Kids want to be heard. Don’t blow off them or their ideas. Create a forum where they can share their ideas in a safe place. I bet you’ll come up with a whole lot of great ideas for your next project.

Children don’t all learn the same way. Offer various activities that help all students internalize the content. Introverts are the most difficult. Make sure you have activities that help engage the quieter kids who come off as loners. Chances are they have something going on in that head of theirs; ask good questions that pull out their thoughts, too.

Relationships:

I think small group is where much of this can happen. Content without relationship is empty. When students engage the content with a trusted leader, chances are greater that they will experience life transformation.

Small group is safe place to ask questions and take rabbit trails. Leaders will know what their kids need and will be able to tailor the information for them. Give small group leaders that freedom. Don’t always be so concerned that they make it through the curriculum.

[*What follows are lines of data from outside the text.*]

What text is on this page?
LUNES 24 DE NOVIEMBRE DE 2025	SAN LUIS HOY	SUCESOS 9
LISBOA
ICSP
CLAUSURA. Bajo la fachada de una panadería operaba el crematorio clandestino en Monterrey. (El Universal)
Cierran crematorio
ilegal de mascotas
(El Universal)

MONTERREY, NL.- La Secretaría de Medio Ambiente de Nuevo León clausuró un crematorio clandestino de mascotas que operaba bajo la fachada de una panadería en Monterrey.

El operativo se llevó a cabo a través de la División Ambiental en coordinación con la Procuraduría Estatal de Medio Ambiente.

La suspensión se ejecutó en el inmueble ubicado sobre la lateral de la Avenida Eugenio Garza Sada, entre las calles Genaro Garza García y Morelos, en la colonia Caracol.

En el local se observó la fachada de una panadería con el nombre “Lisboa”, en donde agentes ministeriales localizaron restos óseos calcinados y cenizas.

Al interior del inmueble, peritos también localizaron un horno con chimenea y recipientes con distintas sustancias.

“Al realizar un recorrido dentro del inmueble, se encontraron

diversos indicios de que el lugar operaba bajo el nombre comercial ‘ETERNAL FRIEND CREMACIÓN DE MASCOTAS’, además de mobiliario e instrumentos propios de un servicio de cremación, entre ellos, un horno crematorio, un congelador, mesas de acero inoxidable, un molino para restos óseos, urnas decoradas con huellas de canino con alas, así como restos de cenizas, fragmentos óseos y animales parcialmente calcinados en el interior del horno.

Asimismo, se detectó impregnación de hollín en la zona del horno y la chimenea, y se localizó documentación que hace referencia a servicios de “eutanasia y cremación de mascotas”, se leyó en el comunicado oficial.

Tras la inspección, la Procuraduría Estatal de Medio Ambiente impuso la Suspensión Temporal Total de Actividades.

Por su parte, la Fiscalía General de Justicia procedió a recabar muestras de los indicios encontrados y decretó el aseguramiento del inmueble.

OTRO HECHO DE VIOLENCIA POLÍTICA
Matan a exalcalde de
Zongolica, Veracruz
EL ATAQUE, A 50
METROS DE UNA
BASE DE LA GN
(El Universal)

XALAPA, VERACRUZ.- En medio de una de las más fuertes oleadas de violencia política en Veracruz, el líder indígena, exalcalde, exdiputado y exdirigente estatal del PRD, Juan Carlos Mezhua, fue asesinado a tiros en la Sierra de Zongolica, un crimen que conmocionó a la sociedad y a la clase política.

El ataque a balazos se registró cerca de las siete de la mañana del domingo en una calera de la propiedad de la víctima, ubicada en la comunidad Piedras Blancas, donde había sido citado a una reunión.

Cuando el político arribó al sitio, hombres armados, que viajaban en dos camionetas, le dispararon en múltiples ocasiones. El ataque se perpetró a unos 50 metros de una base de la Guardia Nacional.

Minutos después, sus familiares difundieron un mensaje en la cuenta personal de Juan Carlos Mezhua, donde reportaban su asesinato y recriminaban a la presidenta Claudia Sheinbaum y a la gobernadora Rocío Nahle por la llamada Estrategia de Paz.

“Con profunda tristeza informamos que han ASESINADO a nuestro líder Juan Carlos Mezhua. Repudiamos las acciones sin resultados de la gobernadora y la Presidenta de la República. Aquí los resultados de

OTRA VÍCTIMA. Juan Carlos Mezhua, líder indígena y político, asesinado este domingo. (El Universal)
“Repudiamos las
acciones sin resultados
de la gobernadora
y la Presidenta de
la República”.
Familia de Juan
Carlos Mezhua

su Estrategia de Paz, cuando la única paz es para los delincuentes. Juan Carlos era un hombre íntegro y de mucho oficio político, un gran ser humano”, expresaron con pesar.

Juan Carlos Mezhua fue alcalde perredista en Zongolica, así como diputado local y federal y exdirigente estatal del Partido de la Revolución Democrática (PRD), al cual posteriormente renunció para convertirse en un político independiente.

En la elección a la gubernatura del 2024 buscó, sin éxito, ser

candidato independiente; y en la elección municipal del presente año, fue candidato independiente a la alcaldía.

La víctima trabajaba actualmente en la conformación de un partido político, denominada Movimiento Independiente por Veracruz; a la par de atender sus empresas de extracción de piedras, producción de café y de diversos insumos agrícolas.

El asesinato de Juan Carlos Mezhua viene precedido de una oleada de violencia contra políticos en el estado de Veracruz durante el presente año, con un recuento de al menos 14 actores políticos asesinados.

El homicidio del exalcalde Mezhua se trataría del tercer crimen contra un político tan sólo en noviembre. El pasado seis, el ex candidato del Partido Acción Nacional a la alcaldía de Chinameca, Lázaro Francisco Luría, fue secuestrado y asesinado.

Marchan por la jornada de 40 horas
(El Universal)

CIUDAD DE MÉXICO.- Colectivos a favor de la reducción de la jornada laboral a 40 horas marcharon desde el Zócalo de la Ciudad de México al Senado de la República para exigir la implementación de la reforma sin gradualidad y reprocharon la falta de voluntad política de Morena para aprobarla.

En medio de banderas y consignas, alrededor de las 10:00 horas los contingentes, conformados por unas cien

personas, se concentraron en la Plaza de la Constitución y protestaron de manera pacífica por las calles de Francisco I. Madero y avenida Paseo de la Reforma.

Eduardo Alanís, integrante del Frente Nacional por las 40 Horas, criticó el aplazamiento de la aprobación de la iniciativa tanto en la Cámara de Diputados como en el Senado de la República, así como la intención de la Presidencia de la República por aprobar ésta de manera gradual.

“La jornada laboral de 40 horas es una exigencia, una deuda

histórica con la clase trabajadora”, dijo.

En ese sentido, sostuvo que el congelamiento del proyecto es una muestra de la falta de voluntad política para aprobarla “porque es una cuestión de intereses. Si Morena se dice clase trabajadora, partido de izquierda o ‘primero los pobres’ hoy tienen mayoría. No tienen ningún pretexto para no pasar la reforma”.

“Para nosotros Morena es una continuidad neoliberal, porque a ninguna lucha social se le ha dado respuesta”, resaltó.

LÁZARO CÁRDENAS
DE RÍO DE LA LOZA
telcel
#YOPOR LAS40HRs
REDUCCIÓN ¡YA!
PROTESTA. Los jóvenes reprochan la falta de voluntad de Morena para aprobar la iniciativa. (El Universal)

It’s as easy for the church to fall into the same patterns listed above. We need a scope and sequence, we need an end game, but we also need to remember the kids. Each is unique with his or her own story and perspective on the world. Help each child assimilate the content in a way they can actually apply to their life.

What’s working in your ministries to make the content relevant to your kids? I’d love to hear your ideas.